During the first two years in which the Los Gatos, California-based firm first started analyzing the most common passwords among those leaked by hacker, “password” topped the list. This year, however, it has fallen to the second-place position, with “123456” replacing it as the world's most used password.

The third place position was held by “12345678,” followed by “qwerty” and “abc123”. Other predictable passwords appearing on the 2013 list include “111111” (#7), “iloveyou” (#9) and “admin” (#12), the company said.

“Seeing passwords like 'adobe123' and 'photoshop' on this list offers a good reminder not to base your password on the name of the website or application you are accessing,” SplashData CEO Morgan Slain said in a statement. “Another interesting aspect of this year's list is that more short numerical passwords showed up even though websites are starting to enforce stronger password policies.”

The list was influenced by a large number of Adobe product passwords that were leaked online by Stricture Consulting Group following that firm's well-publicized security breach, according to Jon Brodkin of Ars Technica. Stricture reported a total of 1.91 million uses of “123456,” he added.

Brodkin noted that the fact SplashData has a better collection of information than in the past, not an actual change in password practices, is likely the root cause of “123456” taking over the top spot. After all, he said, four years ago it ranked ahead of “password” on a Symantec list of the most commonly used password of all time.

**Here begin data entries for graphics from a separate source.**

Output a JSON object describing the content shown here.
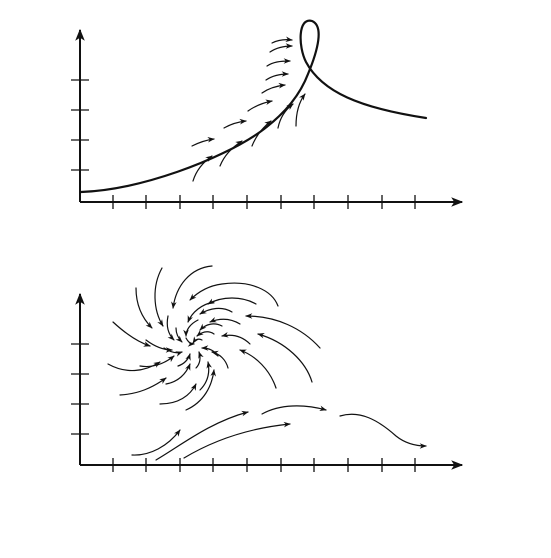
{
  "colors": {
    "ink": "#111111",
    "background": "#ffffff"
  },
  "figure": {
    "panels": [
      {
        "id": "top",
        "description_visible": "",
        "x_ticks": 10,
        "y_ticks": 4,
        "elements": [
          "axes",
          "curve-with-loop",
          "flow-arrows"
        ]
      },
      {
        "id": "bottom",
        "description_visible": "",
        "x_ticks": 10,
        "y_ticks": 4,
        "elements": [
          "axes",
          "spiral-flow-arrows",
          "lower-flow-arrows"
        ]
      }
    ]
  }
}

In addition to “adobe123” and “photoshop,” new to the list this year  include “123456789,” “admin,” “1234567890,” “1234,” “12345,” princess,” “azerty,” and “000000”.

Other, slightly more creative passwords experienced a noteworthy decline, as “monkey” dropped 11 spots to #17,”sunshine” dropped five spots to #19, and “trustno1” plummeted 12 spots to #24.

SplashData recommends that users select passwords that are at least eight characters long and comprised of a mix of letters, numbers, and symbols (when possible). However, even replacing some letters of a common word with numerical characters “can be vulnerable to attackers' increasingly sophisticated technology.”

On the other hand, random number-letter combinations can be difficult to remember. The company suggests using passphrases, or short words with spaces of other characters that separate them. Also, instead of using common phrases, they recommend combining seemingly random words, such as “cakes years birthday.”

“Avoid using the same username/password combination for multiple websites. Especially risky is using the same password for entertainment sites that you do for online email, social networking, or financial service sites,” they added in a statement. “Having trouble remembering all those different strong passwords? Try using a password manager application that organizes and protects passwords and can automatically log you into websites.”